Santa Paula Airport's Reopening Hinges on Federal Aid to Rebuild

Thursday, February 24, 2005
Future of Airport Is Up in the Air
Santa Paula facility’s reopening hinges on federal aid to rebuild its storm-damaged runway. Congressman promises to help.
By Daryl Kelley
The Los Angeles (CA) Times

The sun came out and the river receded Wednesday, leaving the owners of Santa Paula Airport to figure how to reopen a popular small-plane strip after a brown torrent carved a big chunk out of its runway. “Our effort now is to save what we’ve got left, with the hopes of repairing the damage and reopening this airport someday,” said airport director Bruce Dickenson, whose grandfather founded the small private strip in 1930.

The airport, a favorite of antique plane buffs, closed Tuesday after taking the brunt of a six-day storm, grounding 300 planes and idling most of its 25 businesses and 100 employees.

As bulldozers dumped a mixture of dirt and concrete to shore up the Santa Clara River banks on Wednesday, Rep. Elton Gallegly (R-Simi Valley) inspected the crumbling runway and promised to try to bring in federal construction crews to build a rock wall to prevent further erosion.

The U.S. Army Corps of Engineers did just that for part of the airport after floods in 1969, airport officials said. So why can’t it come back and finish the job?

“We’ve already placed the call to the corps,” Gallegly said at a news conference.

He is also calling the Naval Construction Battalion Center in Port Hueneme to see if the Seabees can use the airport reconstruction for training. And he said he would ask Gov. Arnold Schwarzenegger to extend a January disaster declaration to cover the airport damage, because it began during storms last month.

The airport is private, so it does not readily qualify for government aid, Gallegly said. But because it is used by government agencies as a staging ground to respond to natural disasters, it is of public value.

“It is a private facility that provides tremendous public benefits,” he said.

Airport officials, despondent a day earlier, said Wednesday they were encouraged.

“I’m seeing the possibility that we’re going to get some help and put our airport back in service,” said Rowena Mason, president of the Santa Paula Airport Assn. “Bringing the Seabees in is an exciting idea. And we’ve got to have some serious power here, because we’re not going to be able to fix this ourselves.”

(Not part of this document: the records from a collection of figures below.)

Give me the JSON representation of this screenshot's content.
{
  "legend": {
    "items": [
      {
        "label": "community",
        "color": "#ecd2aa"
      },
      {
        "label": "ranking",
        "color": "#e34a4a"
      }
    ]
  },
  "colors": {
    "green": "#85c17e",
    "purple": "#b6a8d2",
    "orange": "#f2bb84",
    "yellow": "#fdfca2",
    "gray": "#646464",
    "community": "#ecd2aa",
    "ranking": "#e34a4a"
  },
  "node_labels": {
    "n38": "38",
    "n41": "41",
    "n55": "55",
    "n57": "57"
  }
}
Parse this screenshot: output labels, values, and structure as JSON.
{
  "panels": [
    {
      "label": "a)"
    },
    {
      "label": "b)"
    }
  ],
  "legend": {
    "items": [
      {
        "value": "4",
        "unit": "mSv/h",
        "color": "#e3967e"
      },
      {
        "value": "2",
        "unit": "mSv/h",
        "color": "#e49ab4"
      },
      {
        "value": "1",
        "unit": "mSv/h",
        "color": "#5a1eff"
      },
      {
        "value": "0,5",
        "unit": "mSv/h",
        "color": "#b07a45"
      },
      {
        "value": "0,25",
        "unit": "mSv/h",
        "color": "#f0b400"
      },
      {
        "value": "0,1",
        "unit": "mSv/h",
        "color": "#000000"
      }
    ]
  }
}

The airport association is made up of 103 hangar owners, who say they chose the airport because it is unfenced and friendly – like a small town that loves old planes.

“It’s the only airport on the West Coast where the emphasis is on antique aircraft,” said Gerald Moseley, 50, of Santa Barbara, a film composer for Hollywood movies who helped move planes away from the surging river Monday night.

Dave Watson, who owns three antique aircraft, drove three hours Wednesday morning from Acton to offer help to his airport friends. “This is the neatest airport,” he said. “Older planes are appreciated here. It’s wide open to the public. It’s a family; we have kids here.”

The family pulled together Monday night, when Dickenson called on his old high school buddy, contractor Dean Lindsey, who saved the eastern portion of the airport by dumping boulders and concrete slabs into the river, then worked Tuesday and Wednesday to stop the erosion of the runway.

And it pulled together when former Santa Paula Mayor Jim McCoy provided barbecue beef and hot dogs to workers Tuesday night and chicken stew on Wednesday.

City Manager Wally Bobkiewicz said the city was going to find a way to help.

“The airport is one of the things that make Santa Paula unique,” he said.

He noted that actor Steve McQueen used the airport as a hangout. Actor Kirk Douglas was landing at the airport when his helicopter crashed. And actor Cliff Robertson also once used it as a retreat.

But now the airport is unusable after the river took a 150-foot-deep slice out of its side, penetrating to the center of the only runway and damaging about one-third of the 2,650-foot strip.

Dickenson, a local farmer, said the last month has been difficult, since January storms caused $5 million in damage to the edge of the runway and airport directors unsuccessfully sought help from government agencies.

Things only got worse this week, as a surging river ripped apart the steel piles and metal mesh that Dickenson’s grandfather, Ralph, had installed at the river’s edge in the 1930s to hold it at bay.

“I’m thinking back,” Dickenson said, “to how many times my grandfather saved this airport from this very same thing.”